メガネをキラッと輝かせて難しい言い回しで小便少女を語る教授の話に男子たちは目を爛々と輝かせて激しく同意する。

そんな男子たちの様子を綾音はわなわなと震えて拳を握りしめて見ている。

「教授、あんたもだったんかい、この変態男子どもめ」

教授も翔太も、スケベな男子一同は綾音の大成敗をくらうことになった。

「よし、無事におしっこう猶予も終わったな。それではレッツらゴー」

おしっこを済ませた飛男や女子を見て翔太は笑顔で言った。

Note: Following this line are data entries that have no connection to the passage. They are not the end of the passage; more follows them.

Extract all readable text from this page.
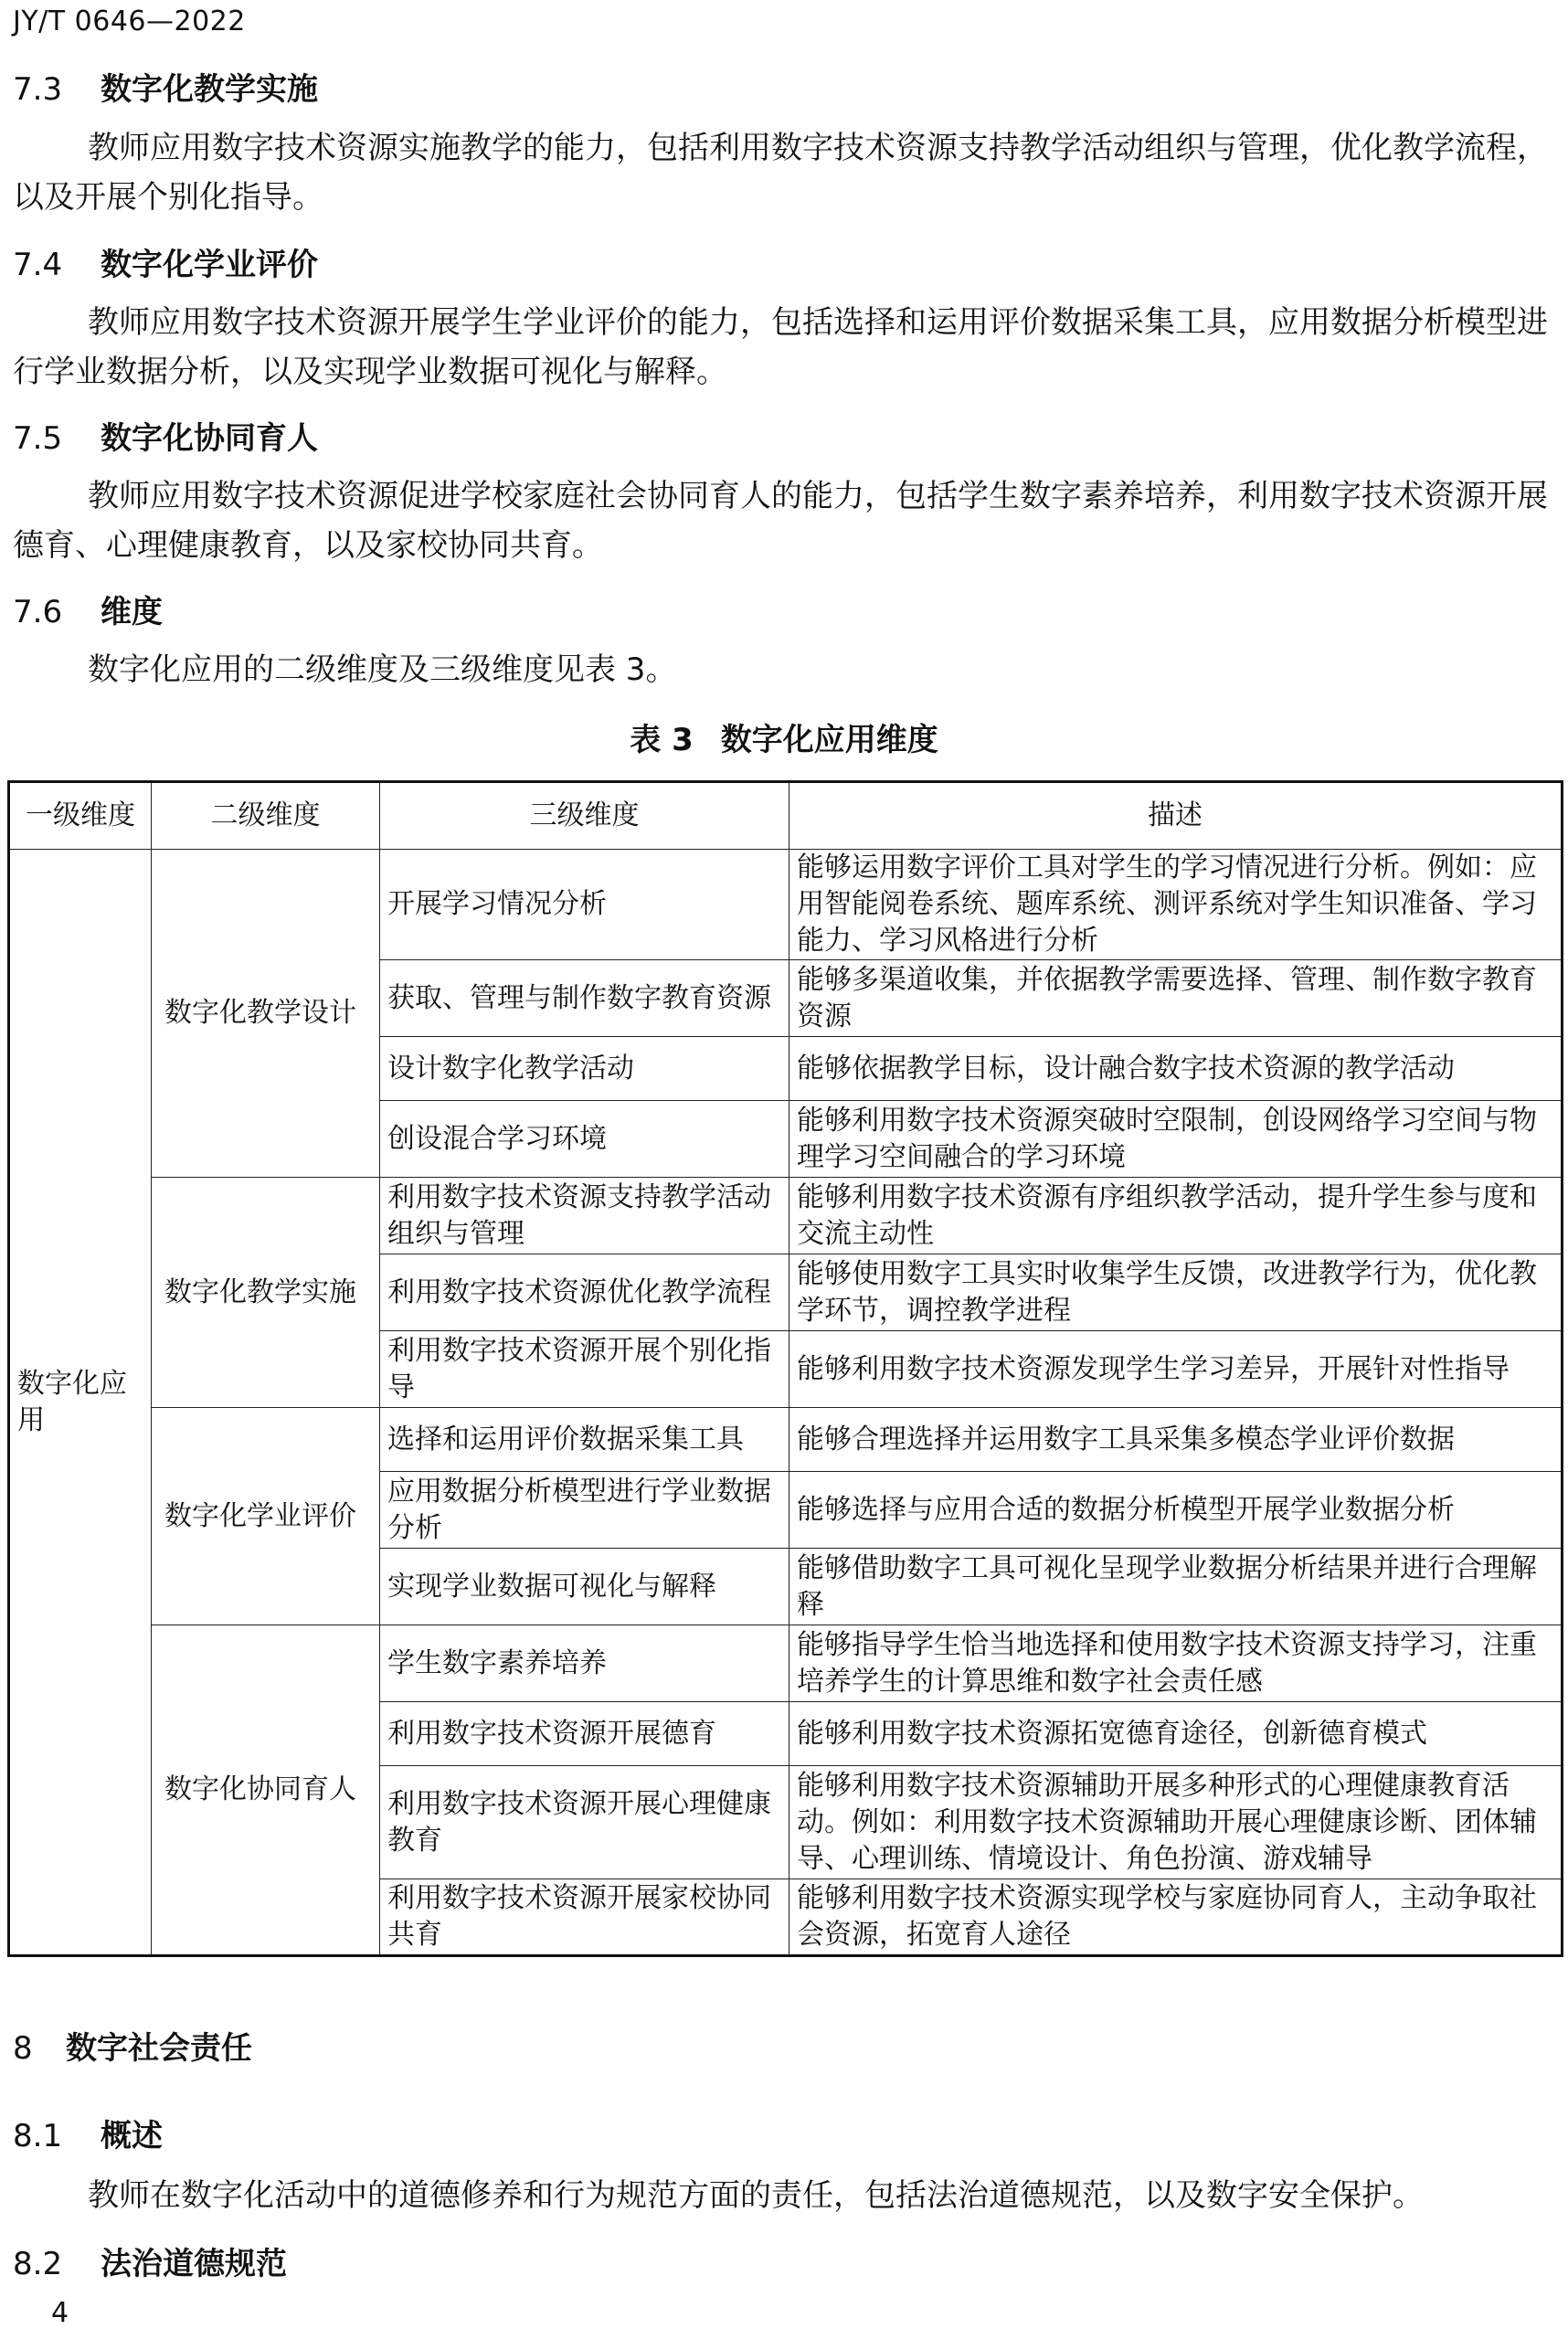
JY/T 0646—2022
7.3 数字化教学实施

教师应用数字技术资源实施教学的能力，包括利用数字技术资源支持教学活动组织与管理，优化教学流程，以及开展个别化指导。

7.4 数字化学业评价

教师应用数字技术资源开展学生学业评价的能力，包括选择和运用评价数据采集工具，应用数据分析模型进行学业数据分析，以及实现学业数据可视化与解释。

7.5 数字化协同育人

教师应用数字技术资源促进学校家庭社会协同育人的能力，包括学生数字素养培养，利用数字技术资源开展德育、心理健康教育，以及家校协同共育。

7.6 维度

数字化应用的二级维度及三级维度见表 3。

表 3 数字化应用维度
一级维度	二级维度	三级维度	描述
数字化应用	数字化教学设计	开展学习情况分析	能够运用数字评价工具对学生的学习情况进行分析。例如：应用智能阅卷系统、题库系统、测评系统对学生知识准备、学习能力、学习风格进行分析
		获取、管理与制作数字教育资源	能够多渠道收集，并依据教学需要选择、管理、制作数字教育资源
		设计数字化教学活动	能够依据教学目标，设计融合数字技术资源的教学活动
		创设混合学习环境	能够利用数字技术资源突破时空限制，创设网络学习空间与物理学习空间融合的学习环境
	数字化教学实施	利用数字技术资源支持教学活动组织与管理	能够利用数字技术资源有序组织教学活动，提升学生参与度和交流主动性
		利用数字技术资源优化教学流程	能够使用数字工具实时收集学生反馈，改进教学行为，优化教学环节，调控教学进程
		利用数字技术资源开展个别化指导	能够利用数字技术资源发现学生学习差异，开展针对性指导
	数字化学业评价	选择和运用评价数据采集工具	能够合理选择并运用数字工具采集多模态学业评价数据
		应用数据分析模型进行学业数据分析	能够选择与应用合适的数据分析模型开展学业数据分析
		实现学业数据可视化与解释	能够借助数字工具可视化呈现学业数据分析结果并进行合理解释
	数字化协同育人	学生数字素养培养	能够指导学生恰当地选择和使用数字技术资源支持学习，注重培养学生的计算思维和数字社会责任感
		利用数字技术资源开展德育	能够利用数字技术资源拓宽德育途径，创新德育模式
		利用数字技术资源开展心理健康教育	能够利用数字技术资源辅助开展多种形式的心理健康教育活动。例如：利用数字技术资源辅助开展心理健康诊断、团体辅导、心理训练、情境设计、角色扮演、游戏辅导
		利用数字技术资源开展家校协同共育	能够利用数字技术资源实现学校与家庭协同育人，主动争取社会资源，拓宽育人途径
8 数字社会责任
8.1 概述

教师在数字化活动中的道德修养和行为规范方面的责任，包括法治道德规范，以及数字安全保护。

8.2 法治道德规范
4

おしっこをしてきた女子たちは顔を赤らめている。

ちなみに翔太は小便をすることをふざけておしっこう猶予と言っていて、学校ではプチ流行語になっている。

「何がおしっこう猶予よ、くだらない下品なことを言うのはやめろって言ってるでしょ」

翔太はまたも綾音にしばかれてしまったが、そんなじゃれ合いみたいなことに嬉しさも感じている。

トイレを済ませてしばらく歩くと何やらポツリと冷たいものが顔に当たった気がした。

気のせいか、木の葉っぱとかの湿っていた水滴が落ちてきたのかな、虫や鳥のおしっこだったらイヤだなとか思っていたら、一瞬のうちに水滴は多くなって、たちまちザアっと激しい雨が降りだした。

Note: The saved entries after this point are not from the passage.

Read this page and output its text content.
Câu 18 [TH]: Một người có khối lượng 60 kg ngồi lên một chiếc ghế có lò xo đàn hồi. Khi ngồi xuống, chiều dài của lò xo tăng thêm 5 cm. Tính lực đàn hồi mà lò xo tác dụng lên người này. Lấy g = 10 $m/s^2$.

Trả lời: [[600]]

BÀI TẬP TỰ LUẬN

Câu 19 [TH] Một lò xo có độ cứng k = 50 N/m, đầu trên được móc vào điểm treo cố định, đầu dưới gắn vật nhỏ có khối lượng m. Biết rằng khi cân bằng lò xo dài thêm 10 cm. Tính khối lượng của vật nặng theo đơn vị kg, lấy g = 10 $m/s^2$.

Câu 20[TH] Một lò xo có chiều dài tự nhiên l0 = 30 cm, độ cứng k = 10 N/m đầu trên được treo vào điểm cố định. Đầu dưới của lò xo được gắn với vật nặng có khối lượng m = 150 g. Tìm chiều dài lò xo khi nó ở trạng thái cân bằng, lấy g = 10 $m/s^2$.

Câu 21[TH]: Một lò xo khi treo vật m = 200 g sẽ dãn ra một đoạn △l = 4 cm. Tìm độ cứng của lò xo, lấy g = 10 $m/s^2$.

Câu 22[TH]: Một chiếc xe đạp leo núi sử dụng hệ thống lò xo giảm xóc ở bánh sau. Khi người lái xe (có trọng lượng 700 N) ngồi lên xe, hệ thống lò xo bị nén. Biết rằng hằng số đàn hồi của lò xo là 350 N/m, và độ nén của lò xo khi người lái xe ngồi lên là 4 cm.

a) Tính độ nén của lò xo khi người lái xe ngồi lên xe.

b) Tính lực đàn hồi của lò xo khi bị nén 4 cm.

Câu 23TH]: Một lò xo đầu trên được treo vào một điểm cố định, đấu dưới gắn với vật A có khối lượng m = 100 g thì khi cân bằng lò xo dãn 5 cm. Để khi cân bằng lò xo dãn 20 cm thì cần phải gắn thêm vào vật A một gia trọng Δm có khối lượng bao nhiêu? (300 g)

天気予報では完璧に晴れだと言っていたのに山の天気は本当に変わりやすいものだ。

ポツリンやくもジローにお祈りしたのがよかったのか、テルテル坊主を逆さ吊りにしてやったのがよかったのかは分からないが、翔太の望みどおりになってしまった。

しかし激しい雨だ。
オリエンテーリングに出ていた生徒たちは逃げるように一目散にゴールや屋根のあるところを目指して走った。

翔太たちのグループはもうゴールの近くまで来ていたし、ゴールまで屋根はないのでみんな大急ぎでゴールを目指した。

ゴールに着くと急いで屋根のある集会場へ駆け込んでタオルで雨に濡れた体や頭を拭く。